Вообще, современная культура сделала едва ли не обратными отношения между словами и образами: отныне слово все больше и больше служит образу, а не наоборот. Это особенно очевидно в массовой культуре (рекламе и т. д.), где словесные высказывания систематически играют вспомогательную роль по отношению к зрительным представлениям. Благодаря «Мифологиям» Ролана Барта (1957) мы знаем, что и современные идеологии передаются главным образом не через артикулированные логические формулировки, а посредством «мифов», многие из которых – включая самые действенные – основаны именно на образах.
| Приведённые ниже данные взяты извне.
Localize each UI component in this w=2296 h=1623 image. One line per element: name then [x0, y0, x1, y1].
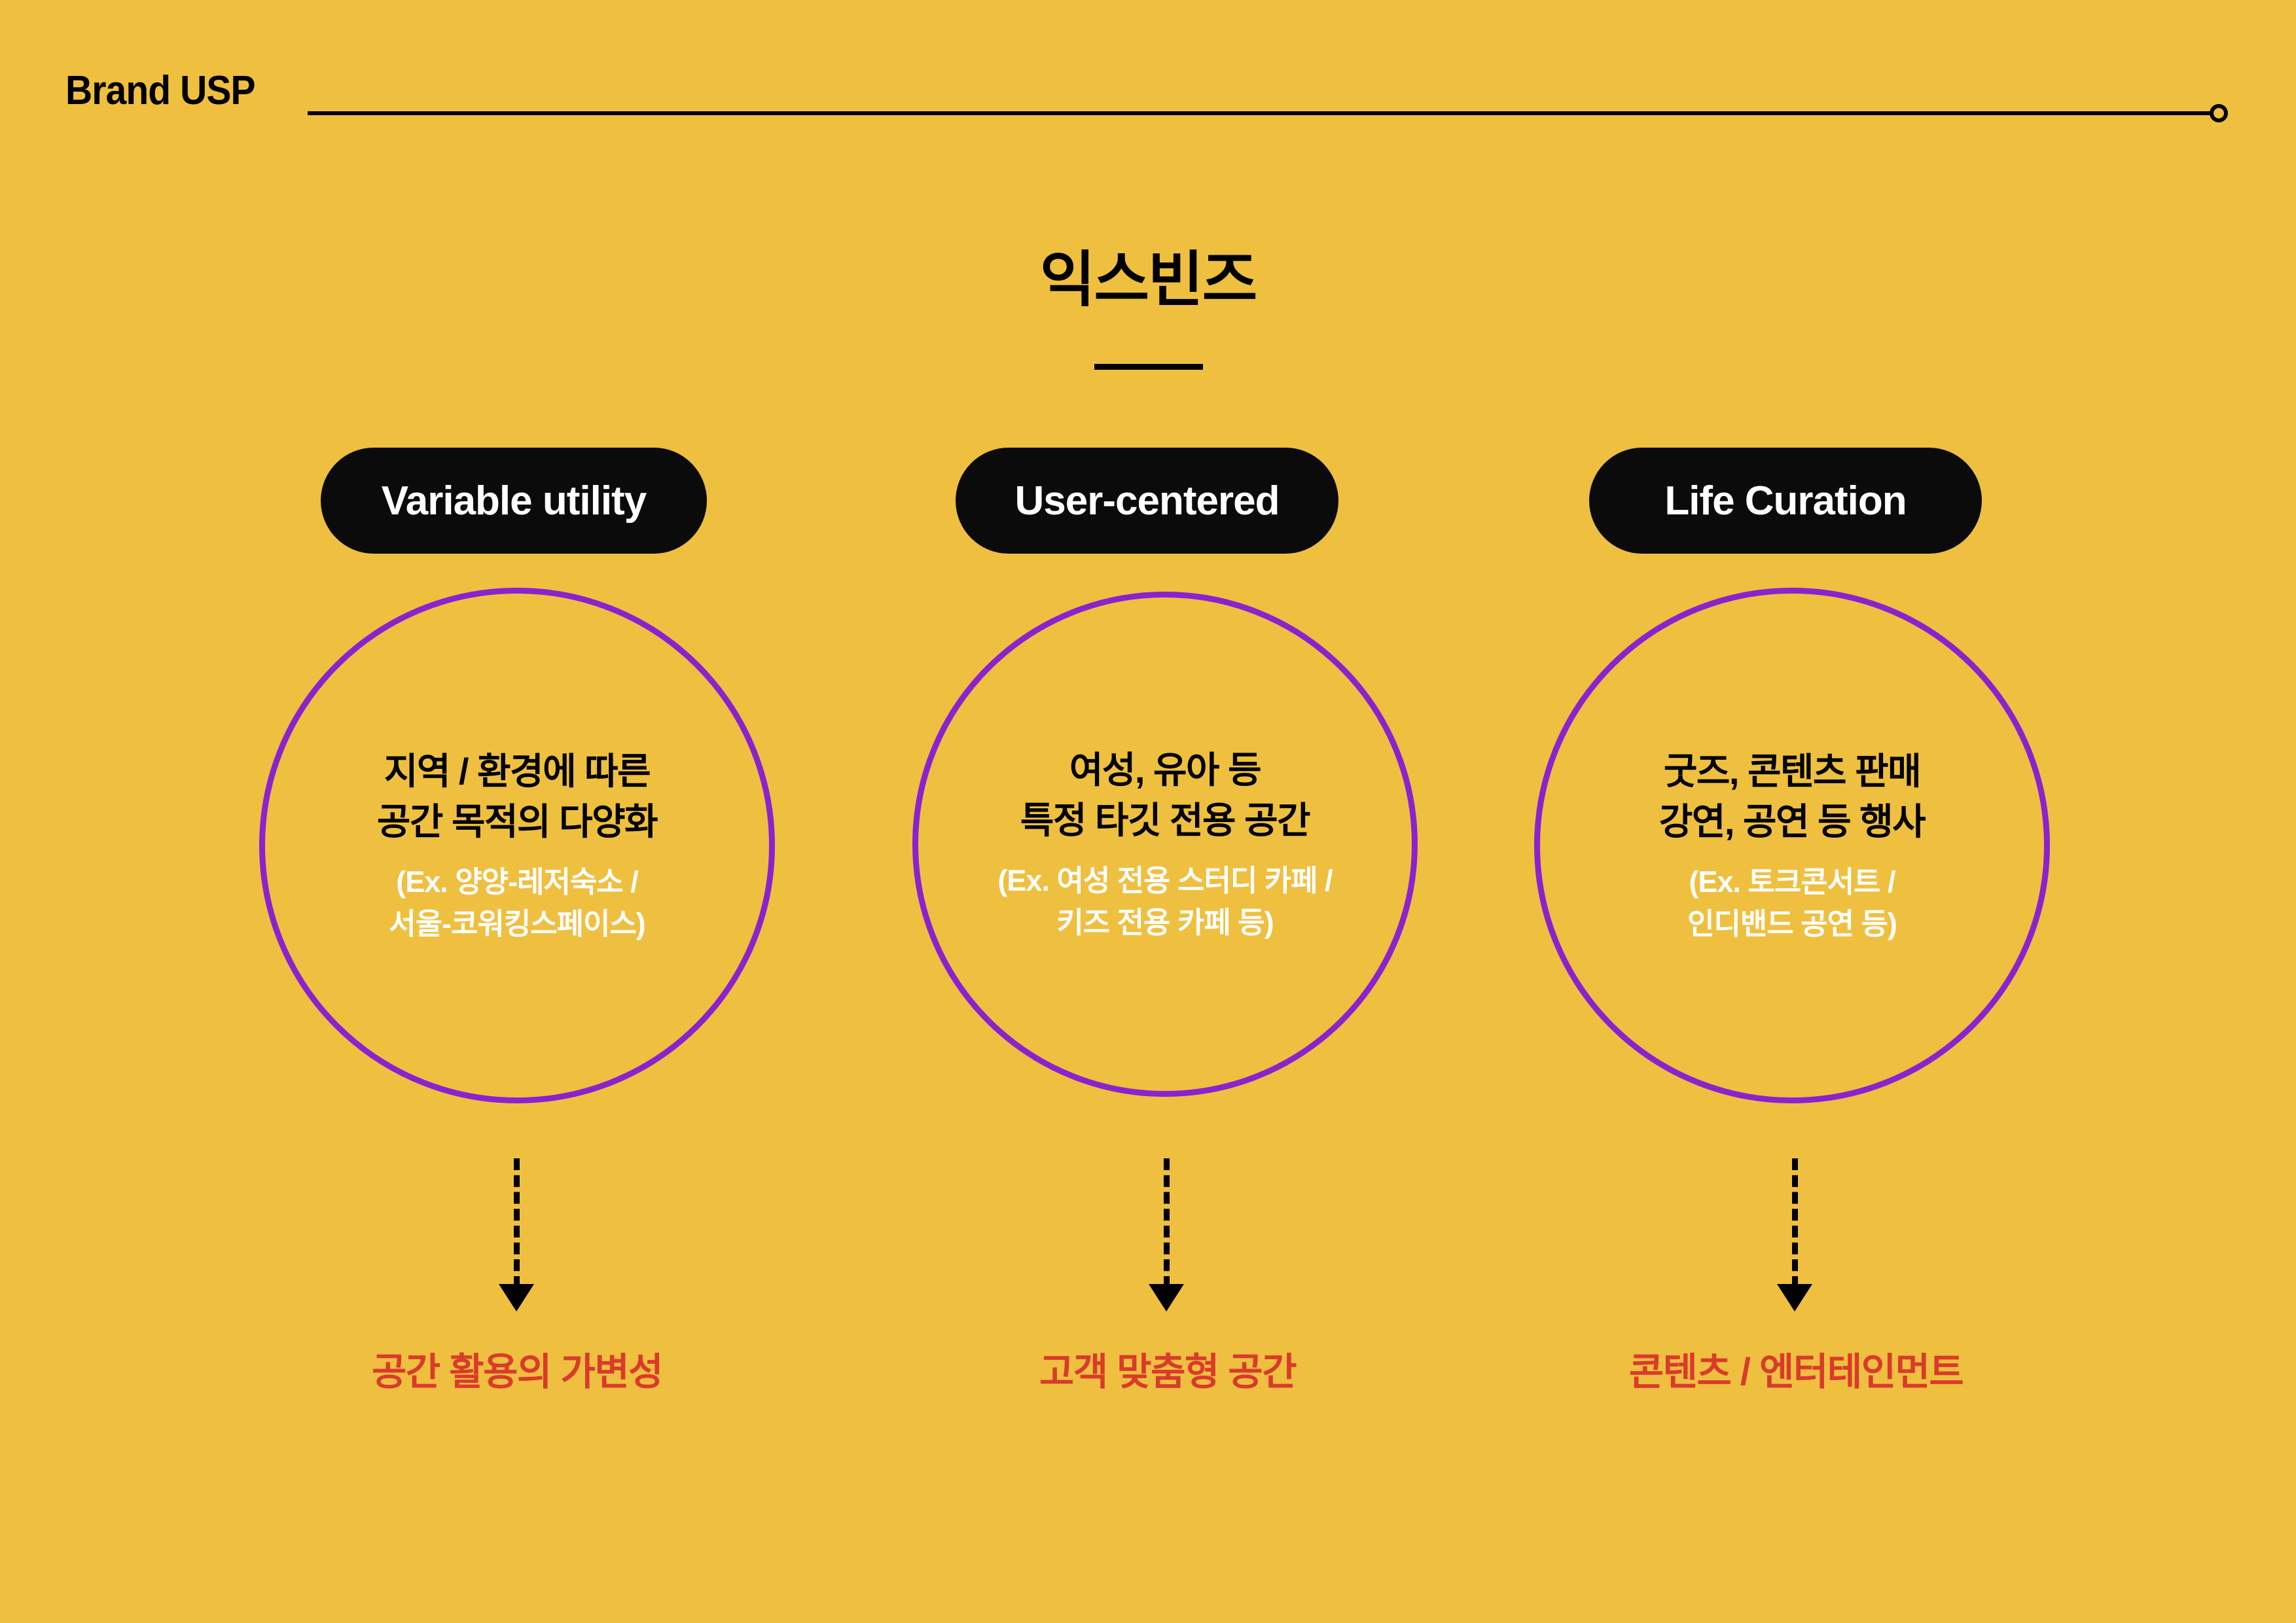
page-title: Brand USP	[65, 71, 255, 111]
usp-example-line: 서울-코워킹스페이스)	[288, 903, 746, 945]
usp-headline-line: 여성, 유아 등	[936, 745, 1394, 795]
dashed-line	[1792, 1158, 1798, 1288]
usp-badge-life-curation[interactable]: Life Curation	[1589, 448, 1982, 554]
usp-circle-life-curation: 굿즈, 콘텐츠 판매 강연, 공연 등 행사 (Ex. 토크콘서트 / 인디밴드…	[1534, 588, 2050, 1103]
usp-badge-label: Life Curation	[1664, 478, 1906, 524]
usp-headline-line: 지역 / 환경에 따른	[288, 746, 746, 796]
usp-circle-content: 지역 / 환경에 따른 공간 목적의 다양화 (Ex. 양양-레저숙소 / 서울…	[288, 746, 746, 945]
usp-headline-line: 강연, 공연 등 행사	[1563, 796, 2021, 847]
arrowhead-down-icon	[499, 1284, 534, 1311]
usp-badge-label: User-centered	[1015, 478, 1280, 524]
usp-example-line: (Ex. 여성 전용 스터디 카페 /	[936, 860, 1394, 902]
usp-example-block: (Ex. 여성 전용 스터디 카페 / 키즈 전용 카페 등)	[936, 860, 1394, 944]
dashed-arrow-connector	[1530, 1158, 2054, 1322]
usp-circle-user-centered: 여성, 유아 등 특정 타깃 전용 공간 (Ex. 여성 전용 스터디 카페 /…	[912, 592, 1418, 1097]
usp-badge-user-centered[interactable]: User-centered	[956, 448, 1338, 554]
usp-headline-line: 굿즈, 콘텐츠 판매	[1563, 746, 2021, 796]
usp-example-line: (Ex. 양양-레저숙소 /	[288, 861, 746, 903]
dashed-arrow-connector	[255, 1158, 779, 1322]
usp-headline-line: 공간 목적의 다양화	[288, 796, 746, 847]
usp-circle-variable-utility: 지역 / 환경에 따른 공간 목적의 다양화 (Ex. 양양-레저숙소 / 서울…	[259, 588, 775, 1103]
usp-example-block: (Ex. 토크콘서트 / 인디밴드 공연 등)	[1563, 861, 2021, 945]
usp-example-block: (Ex. 양양-레저숙소 / 서울-코워킹스페이스)	[288, 861, 746, 945]
usp-badge-label: Variable utility	[382, 478, 646, 524]
arrowhead-down-icon	[1777, 1284, 1812, 1311]
usp-example-line: 키즈 전용 카페 등)	[936, 902, 1394, 944]
usp-outcome-label: 공간 활용의 가변성	[255, 1349, 779, 1395]
usp-example-line: (Ex. 토크콘서트 /	[1563, 861, 2021, 903]
usp-column-life-curation: Life Curation 굿즈, 콘텐츠 판매 강연, 공연 등 행사 (Ex…	[1530, 0, 2054, 1623]
small-circle-endcap-icon	[2210, 104, 2228, 122]
usp-circle-content: 여성, 유아 등 특정 타깃 전용 공간 (Ex. 여성 전용 스터디 카페 /…	[936, 745, 1394, 944]
dashed-arrow-connector	[903, 1158, 1427, 1322]
usp-circle-content: 굿즈, 콘텐츠 판매 강연, 공연 등 행사 (Ex. 토크콘서트 / 인디밴드…	[1563, 746, 2021, 945]
usp-headline-line: 특정 타깃 전용 공간	[936, 795, 1394, 846]
usp-column-user-centered: User-centered 여성, 유아 등 특정 타깃 전용 공간 (Ex. …	[903, 0, 1427, 1623]
usp-outcome-label: 콘텐츠 / 엔터테인먼트	[1534, 1349, 2058, 1395]
dashed-line	[514, 1158, 520, 1288]
usp-badge-variable-utility[interactable]: Variable utility	[321, 448, 707, 554]
arrowhead-down-icon	[1149, 1284, 1184, 1311]
usp-outcome-label: 고객 맞춤형 공간	[906, 1349, 1429, 1395]
dashed-line	[1164, 1158, 1170, 1288]
usp-example-line: 인디밴드 공연 등)	[1563, 903, 2021, 945]
usp-column-variable-utility: Variable utility 지역 / 환경에 따른 공간 목적의 다양화 …	[255, 0, 779, 1623]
В конечном счете идеология стремится сформировать в сознании своего потребителя не ясную идею, которую можно было бы подтвердить или опровергнуть обычными средствами логики, но своего рода образ, чья неопределенность делает его поливалентным и неуязвимым для рациональной критики. Происходит своего рода инволюция: идея возвращается к своему исходному значению «формы», «фигуры», растворяя логические членения в континууме перцептивных и фигуративных представлений.

В-третьих, в современной культуре активизируется перформативный характер идеологических высказываний, включая такую характеристику, как диалогичность. Идеи становятся высказываниями, énoncés, продуктами социально определенных речевых актов (Дж. Л. Остин); перефразируя знаменитую формулу Ж.-П. Сартра, можно сказать, что современная идея – это «идея плюс ее ситуация», и прежде всего идея плюс ее хозяин. Такая логическая «нечистота» идей затрагивает свойства их восприятия (скажем, опровержение идеи принимает форму не логической деконструкции ее терминов, а моральной или политической дискредитации ее сторонников), но может наблюдаться и в их внутренней структуре. Примером апроприации идей могут служить романы Достоевского в интерпретации М.М. Бахтина: их персонажи являются настоящими «идеологами» (творцами идей, создателями концепций и систем), их частный дискурс отягощается грузом абстрактных убеждений. Речь такого персонажа вбирает в себя возражения и замечания, с которыми она может столкнуться, она заранее озабочена словами своего оппонента. Соответственно такие речи – можно предположить, что они имеют место не только в книгах Достоевского, что русский писатель просто воспроизводил широко распространенную культурную практику, – содержат в себе сразу более одной идеологической позиции, являются предметом дискурсивного кондоминиума, где одно и то же высказывание может фактически принадлежать двум и более субъектам речи. Идея и здесь перестает быть изолированным, самостоятельным атомом истины и становится частью разнородного семантического целого, наряду с другими идеями, которые варьируются, сочленяются, сталкиваются с нею.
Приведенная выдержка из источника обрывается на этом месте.